3. Project: Selective vulnerability of interneurons in a-synucleinopathy

It is now widely realized that Parkinson’s disease (PD) evolves into a multi-systems disorder that extends beyond the Substantia Nigra (SN), and that the disease vulnerable neuronal populations differ by brain area. Our current studies have shown cortical inhibitory neurons are highly vulnerable to a-syn toxicity following striatal seeding, and that loss of the subpopulation occurs in tandem to hyperactivity and synchronicity of the remaining neural network (Blumenstock et al. in press; EMBO Mol Med. 2017, Acta Neuropath 2019). The findings match well to clinical observations PD patients, in which the symptomatic motor cortex is characterized by a loss of intracortical inhibition. Conversely, the pre-symptomatic motorcortex exhibits minimal if any alterations of cortical excitability, but displays important alterations of cortical plasticity.
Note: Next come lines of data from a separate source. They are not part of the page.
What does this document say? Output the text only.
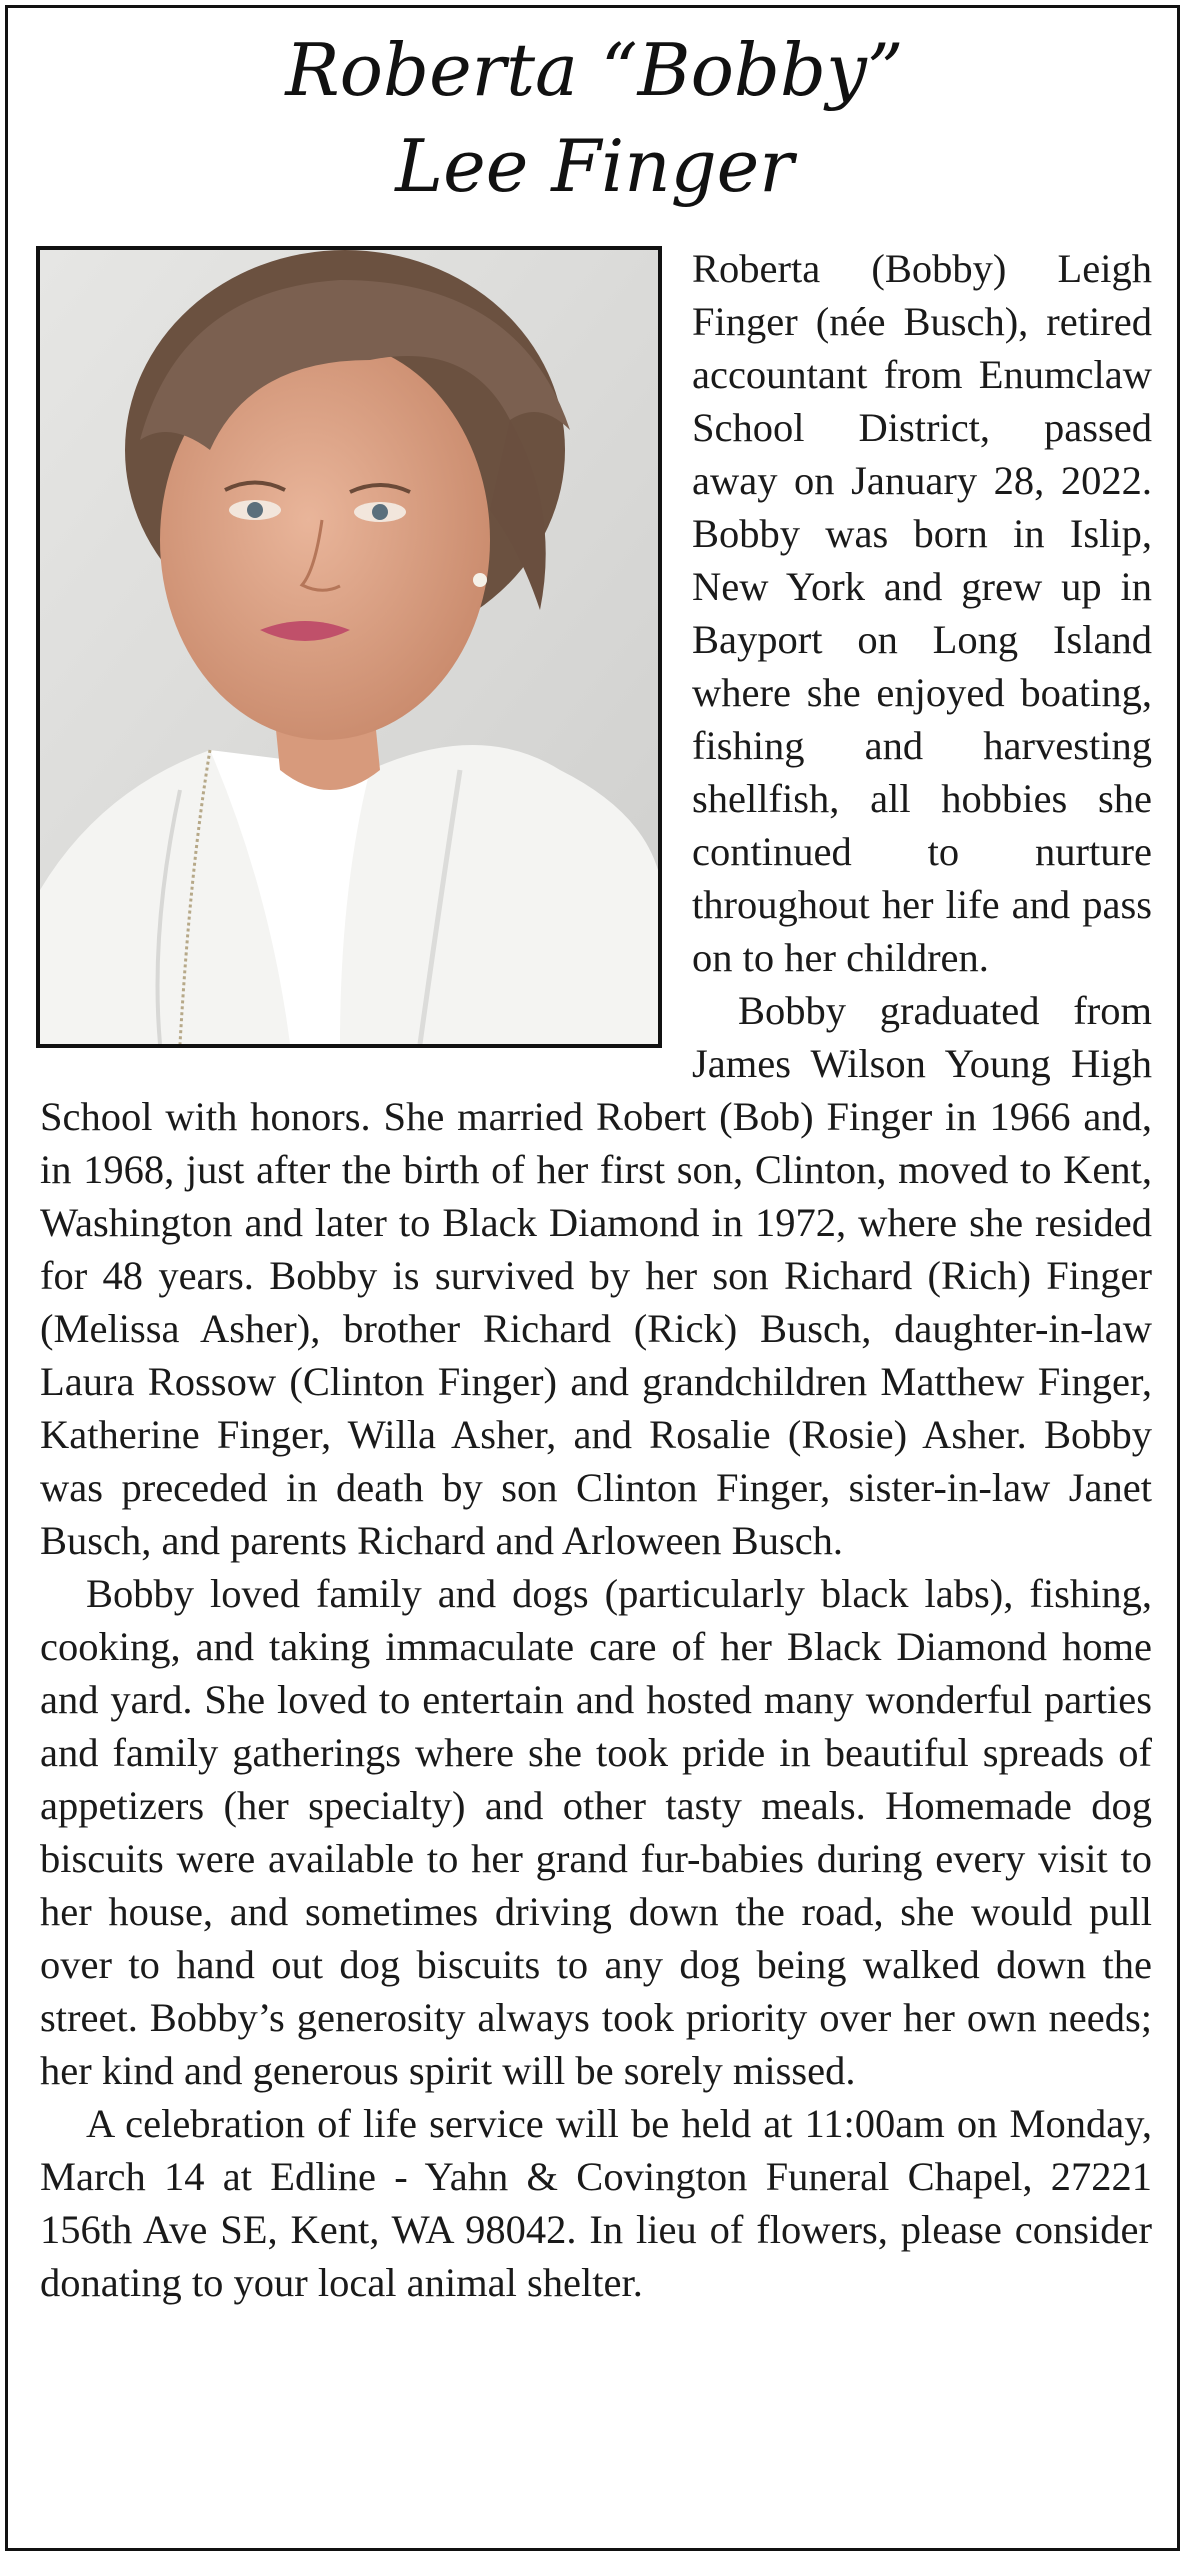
Roberta “Bobby”
Lee Finger

Roberta (Bobby) Leigh Finger (née Busch), retired accountant from Enumclaw School District, passed away on January 28, 2022. Bobby was born in Islip, New York and grew up in Bayport on Long Island where she enjoyed boating, fishing and harvesting shellfish, all hobbies she continued to nurture throughout her life and pass on to her children.

Bobby graduated from James Wilson Young High School with honors. She married Robert (Bob) Finger in 1966 and, in 1968, just after the birth of her first son, Clinton, moved to Kent, Washington and later to Black Diamond in 1972, where she resided for 48 years. Bobby is survived by her son Richard (Rich) Finger (Melissa Asher), brother Richard (Rick) Busch, daughter-in-law Laura Rossow (Clinton Finger) and grandchildren Matthew Finger, Katherine Finger, Willa Asher, and Rosalie (Rosie) Asher. Bobby was preceded in death by son Clinton Finger, sister-in-law Janet Busch, and parents Richard and Arloween Busch.

Bobby loved family and dogs (particularly black labs), fishing, cooking, and taking immaculate care of her Black Diamond home and yard. She loved to entertain and hosted many wonderful parties and family gatherings where she took pride in beautiful spreads of appetizers (her specialty) and other tasty meals. Homemade dog biscuits were available to her grand fur-babies during every visit to her house, and sometimes driving down the road, she would pull over to hand out dog biscuits to any dog being walked down the street. Bobby’s generosity always took priority over her own needs; her kind and generous spirit will be sorely missed.

A celebration of life service will be held at 11:00am on Monday, March 14 at Edline - Yahn & Covington Funeral Chapel, 27221 156th Ave SE, Kent, WA 98042. In lieu of flowers, please consider donating to your local animal shelter.
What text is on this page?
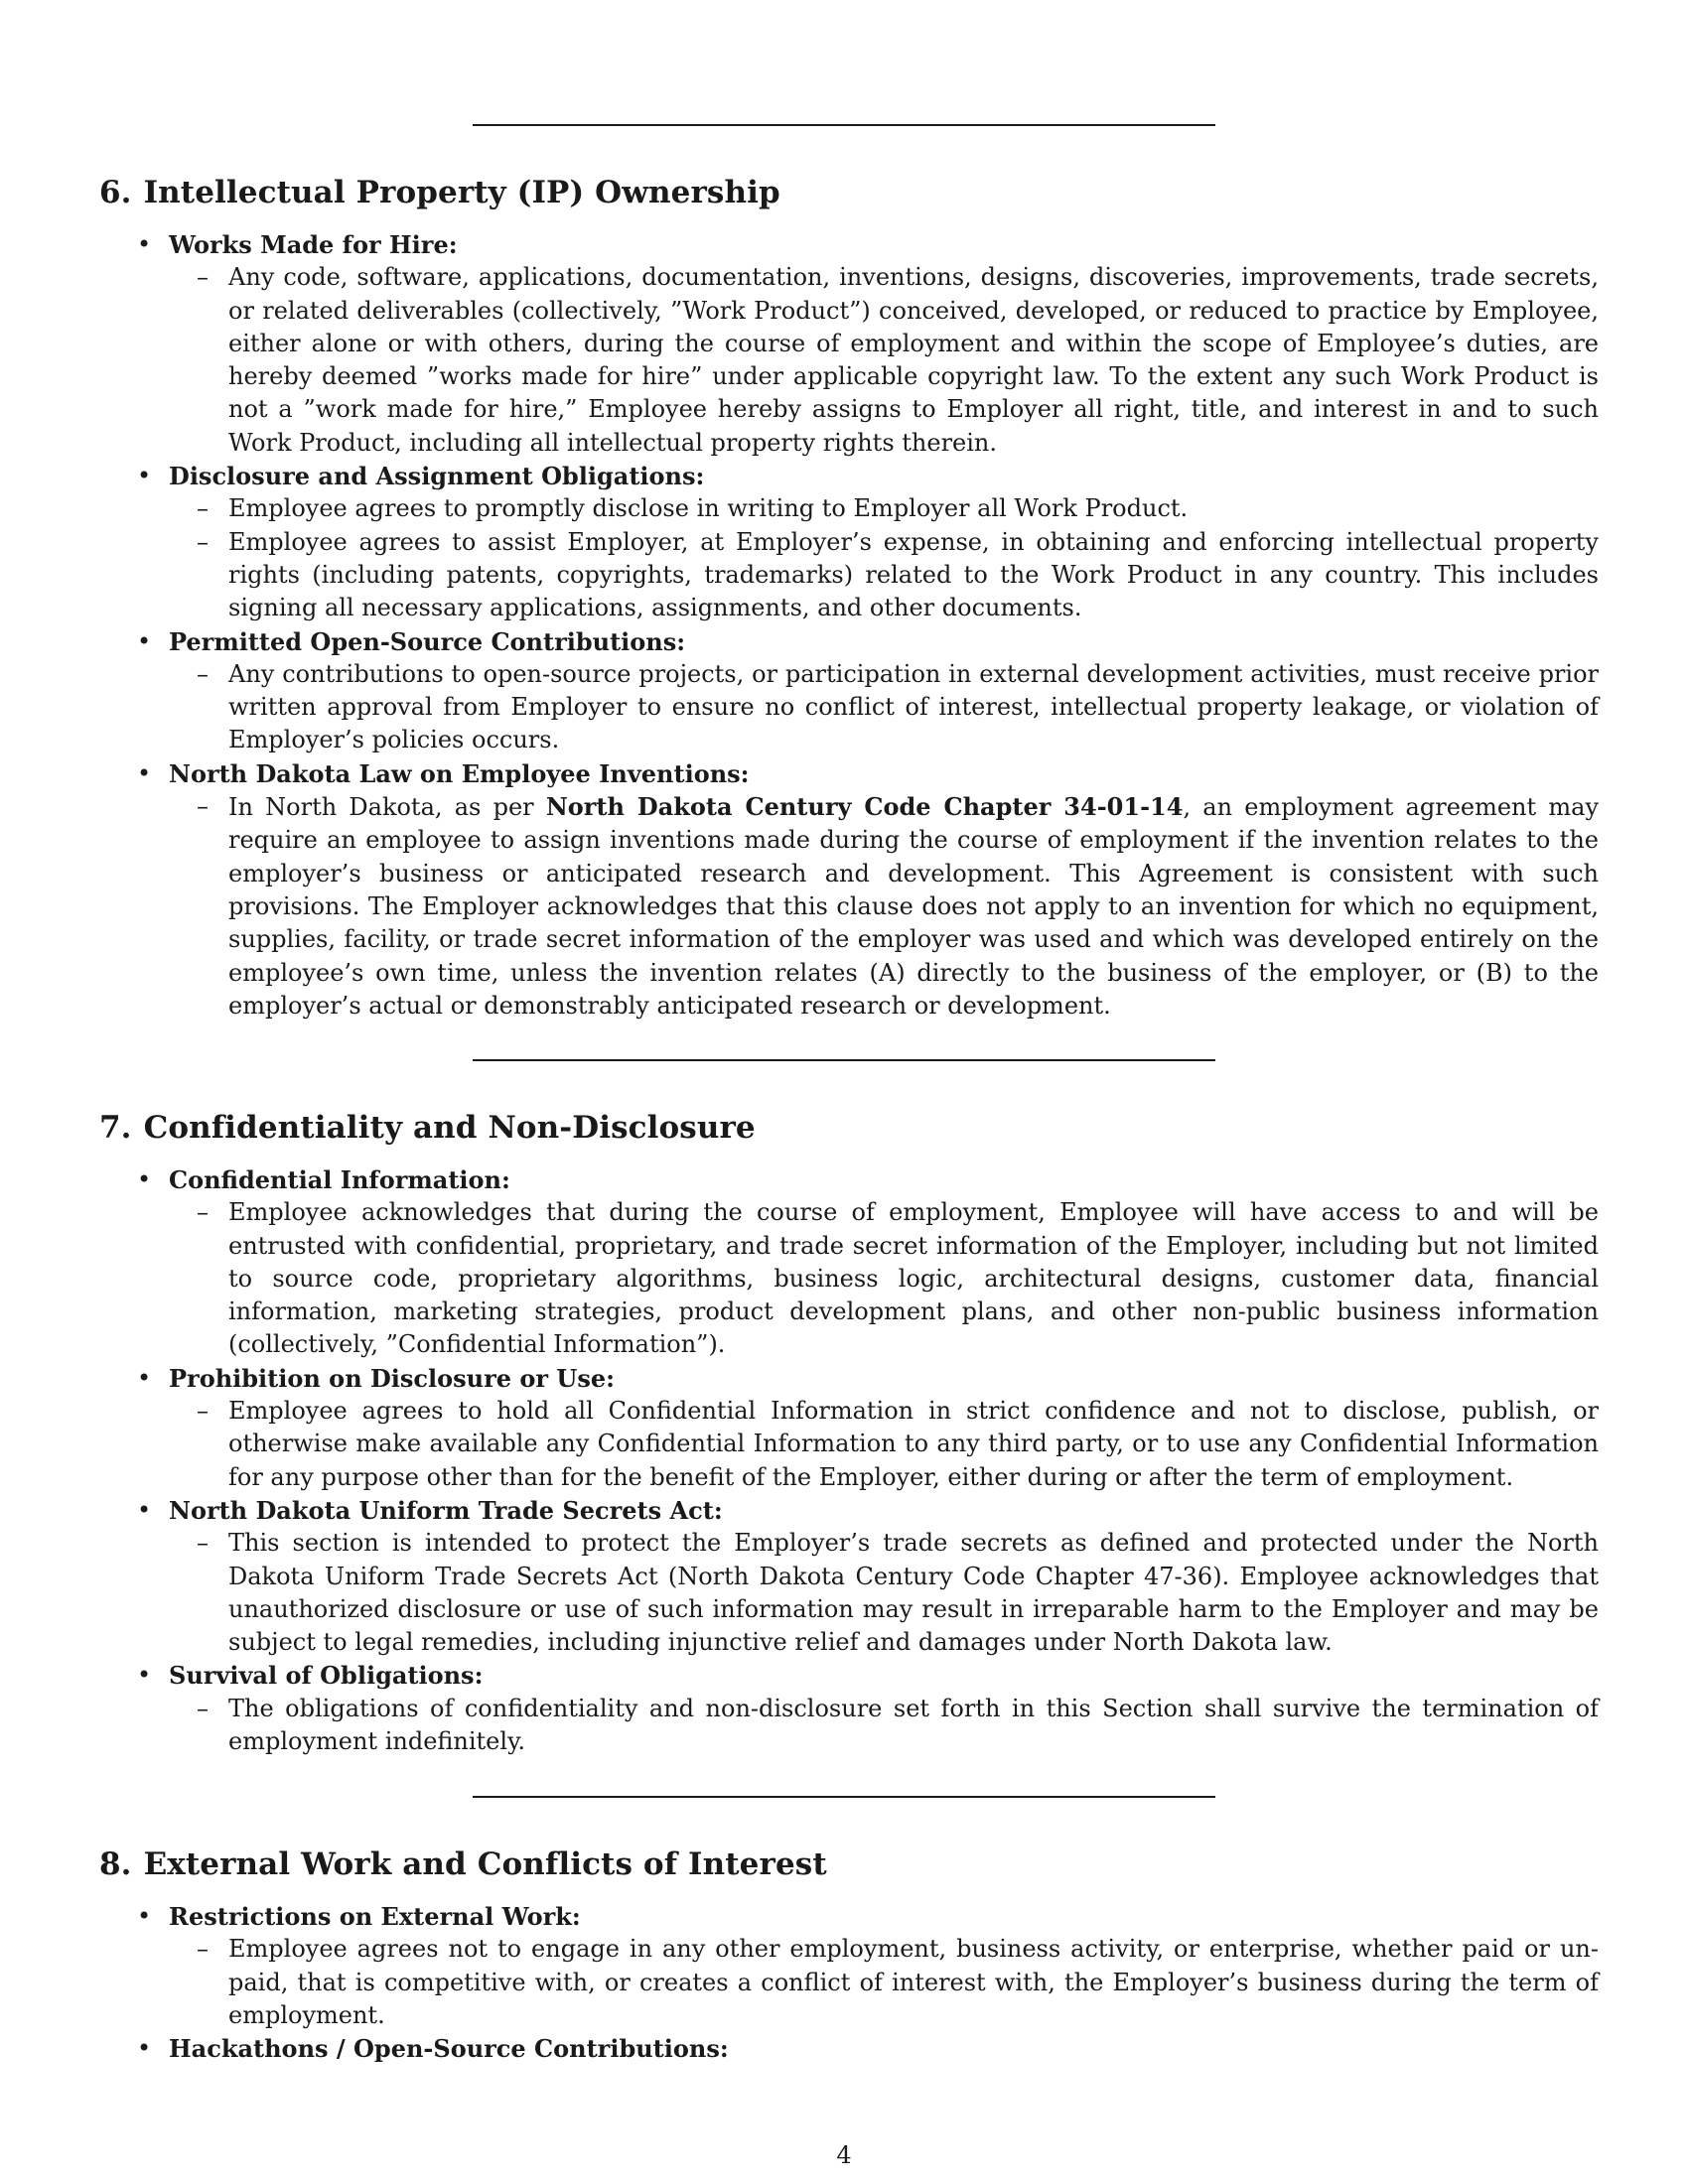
6. Intellectual Property (IP) Ownership
• Works Made for Hire:
– Any code, software, applications, documentation, inventions, designs, discoveries, improvements, trade secrets, or related deliverables (collectively, ”Work Product”) conceived, developed, or reduced to practice by Employee, either alone or with others, during the course of employment and within the scope of Employee’s duties, are hereby deemed ”works made for hire” under applicable copyright law. To the extent any such Work Product is not a ”work made for hire,” Employee hereby assigns to Employer all right, title, and interest in and to such Work Product, including all intellectual property rights therein.
• Disclosure and Assignment Obligations:
– Employee agrees to promptly disclose in writing to Employer all Work Product.
– Employee agrees to assist Employer, at Employer’s expense, in obtaining and enforcing intellectual property rights (including patents, copyrights, trademarks) related to the Work Product in any country. This includes signing all necessary applications, assignments, and other documents.
• Permitted Open-Source Contributions:
– Any contributions to open-source projects, or participation in external development activities, must receive prior written approval from Employer to ensure no conflict of interest, intellectual property leakage, or violation of Employer’s policies occurs.
• North Dakota Law on Employee Inventions:
– In North Dakota, as per North Dakota Century Code Chapter 34-01-14, an employment agreement may require an employee to assign inventions made during the course of employment if the invention relates to the employer’s business or anticipated research and development. This Agreement is consistent with such provisions. The Employer acknowledges that this clause does not apply to an invention for which no equipment, supplies, facility, or trade secret information of the employer was used and which was developed entirely on the employee’s own time, unless the invention relates (A) directly to the business of the employer, or (B) to the employer’s actual or demonstrably anticipated research or development.
7. Confidentiality and Non-Disclosure
• Confidential Information:
– Employee acknowledges that during the course of employment, Employee will have access to and will be entrusted with confidential, proprietary, and trade secret information of the Employer, including but not limited to source code, proprietary algorithms, business logic, architectural designs, customer data, financial information, marketing strategies, product development plans, and other non-public business information (collectively, ”Confidential Information”).
• Prohibition on Disclosure or Use:
– Employee agrees to hold all Confidential Information in strict confidence and not to disclose, publish, or otherwise make available any Confidential Information to any third party, or to use any Confidential Information for any purpose other than for the benefit of the Employer, either during or after the term of employment.
• North Dakota Uniform Trade Secrets Act:
– This section is intended to protect the Employer’s trade secrets as defined and protected under the North Dakota Uniform Trade Secrets Act (North Dakota Century Code Chapter 47-36). Employee acknowledges that unauthorized disclosure or use of such information may result in irreparable harm to the Employer and may be subject to legal remedies, including injunctive relief and damages under North Dakota law.
• Survival of Obligations:
– The obligations of confidentiality and non-disclosure set forth in this Section shall survive the termination of employment indefinitely.
8. External Work and Conflicts of Interest
• Restrictions on External Work:
– Employee agrees not to engage in any other employment, business activity, or enterprise, whether paid or unpaid, that is competitive with, or creates a conflict of interest with, the Employer’s business during the term of employment.
• Hackathons / Open-Source Contributions:
4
Using VGat-CRE X Rosa-CAG-LSL-tdTomato-WPRE as a reporter line to identify GABAergic neurons and GCaMP6f under the pan-neuronal synapsin promoter, we aim to study discriminate disease vulnerable neurons from the general population. We hypothesize that deregulated activity of inhibitory neurons precedes their loss. This project uses functional in vivo 2-photon imaging and fiber based miniscopes (Marinkovic et al. Brain 2019).